Thursday, March 30, 2017

Lies We Believe About God (27)

Summary of Chapter 27
The 27th 'lie' we believe about God, according to Young, is that 'sin separates us from God'. Young wants to distinguish between mistakes and sins. Mistakes, he suggests, are an essential part of being human (as in, even Jesus would have made mistakes and needed to 'grow' in, for instance, wisdom). Sin is something fundamentally deeper. It is, according to Young, failing to realize (missing the mark of) the relational reality that you are a child of God... an image bearer of the divine. The truest truth about all of us is that we are part of a very good creation. Sin is failing to see this and live it out. Deep down, you are all those things that Paul says love is in 1 Corinthians 13 (even if that is difficult to believe). Your sin doesn't separate you from God. Nothing could ever do that (Romans 8:38-39). Jesus' incarnation shows us what it looks like for a human being to live out the truth of our inherent goodness.

It seems to me that we are here, again, dealing with the major point of contention in this book. Young's anthropology is different that most. He believes that we are fundamentally good. That sentence (my words, but Young's sentiment) will automatically turn off some Christians. But our rejection of it shouldn't be automatic. There is much truth in the sentiment. Genesis 1 (that we are 'good' and made in the image of God) does come before Genesis 3 ('the fall'). So, fundamentally (at the most basic level), we are good. Our inherent goodness is, indeed, the truest truth about us.

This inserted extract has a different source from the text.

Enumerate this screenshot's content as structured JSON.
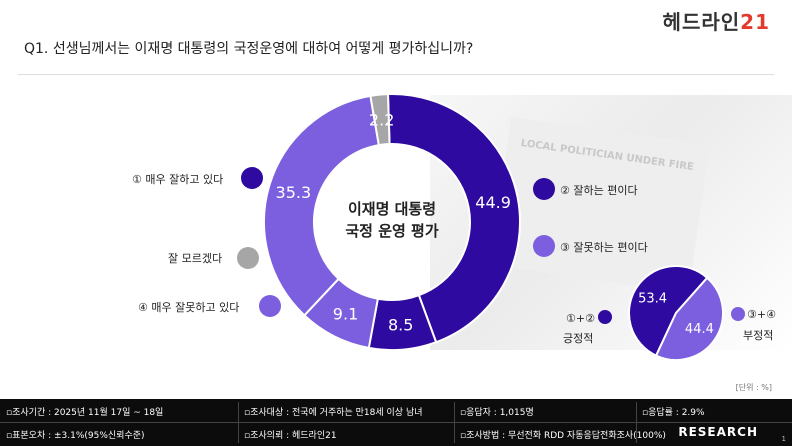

In saying this, Young is almost certainly reacting against a particular interpretation of the doctrine of total depravity. Some have used this doctrine to say that human beings are utterly sinful (sinful in every sense). We are just, basically, piles of poop (to get right to the point). This is actually a misunderstanding of the doctrine of total depravity (which only states that every aspect of humanity has been tainted by sin). It seems to me that Young is reacting against the mis-interpretation of this doctrine by going to the opposite extreme. Rather than agreeing that all of our goodness has been tainted by sin, he prefers to speak of it as still present (just deeper down). Our goodness hasn't been twisted so much as it has been buried. These words (twisted, buried) are metaphors, of course, but I think they get at the heart of where many will depart from Young. Personally, I think I'd rather have someone err on the side Young may be erring than err on the other side. But, of course, I'd rather we not err at all!

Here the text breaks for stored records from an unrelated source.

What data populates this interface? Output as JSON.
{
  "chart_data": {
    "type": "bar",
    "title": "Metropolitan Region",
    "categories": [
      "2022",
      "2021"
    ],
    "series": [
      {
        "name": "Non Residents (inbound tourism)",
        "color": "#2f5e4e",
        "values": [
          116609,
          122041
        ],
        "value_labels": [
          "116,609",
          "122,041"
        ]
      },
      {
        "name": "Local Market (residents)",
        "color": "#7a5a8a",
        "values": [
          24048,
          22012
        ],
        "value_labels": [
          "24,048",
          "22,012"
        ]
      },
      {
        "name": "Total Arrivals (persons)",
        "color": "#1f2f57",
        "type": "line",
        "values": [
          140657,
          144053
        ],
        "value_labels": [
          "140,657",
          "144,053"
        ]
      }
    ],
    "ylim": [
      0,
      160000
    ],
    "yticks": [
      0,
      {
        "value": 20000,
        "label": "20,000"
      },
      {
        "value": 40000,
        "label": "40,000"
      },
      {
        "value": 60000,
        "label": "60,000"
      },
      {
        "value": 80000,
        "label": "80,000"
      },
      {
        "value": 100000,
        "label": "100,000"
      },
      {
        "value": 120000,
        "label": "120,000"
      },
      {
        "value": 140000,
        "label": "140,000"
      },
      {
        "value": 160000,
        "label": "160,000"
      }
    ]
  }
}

One thing Young seems to clearly want to dismantle in this chapter (though he never specifically mentions it) is the "Bridge of Life" illustration that many Christians use to evangelize. This illustration (literally, a drawing) shows a chasm between God and us. The chasm represents sin. Jesus builds a bridge across this chasm and invites us back to God. Young doesn't see it that way. He says, "Jesus did not come to build a bridge back to God" because he insists that we were never separated from God's love in the first place. But why does this illustration have to be seen in such a way that it imagines us being separated from God's love? It need only be taken to mean that there's a relational distance between us and God (caused by us). God still loves us despite this distance (like the father still loved the son in the prodigal parable). God initiated reconciliation (by sending Jesus to bridge that distance) because God loved the people on the other side of that chasm. By following Christ, we aren't making our way back to God (Jesus is God!)... we are walking with God toward deeper relationship. Perhaps I'm splitting hairs, here. But it seems a point worth making.

Overall, I appreciate some of the points Young is making in this chapter. I do think there is a difference between mistakes and sin. I'm intrigued by his way of defining sin. I like that he emphasizes the truth of Genesis 1. But I also think he goes too far in imagining that our inherent goodness is just buried deep instead of twisted. Perhaps I'm mis-reading him. But I do object to what I think he's saying to some degree.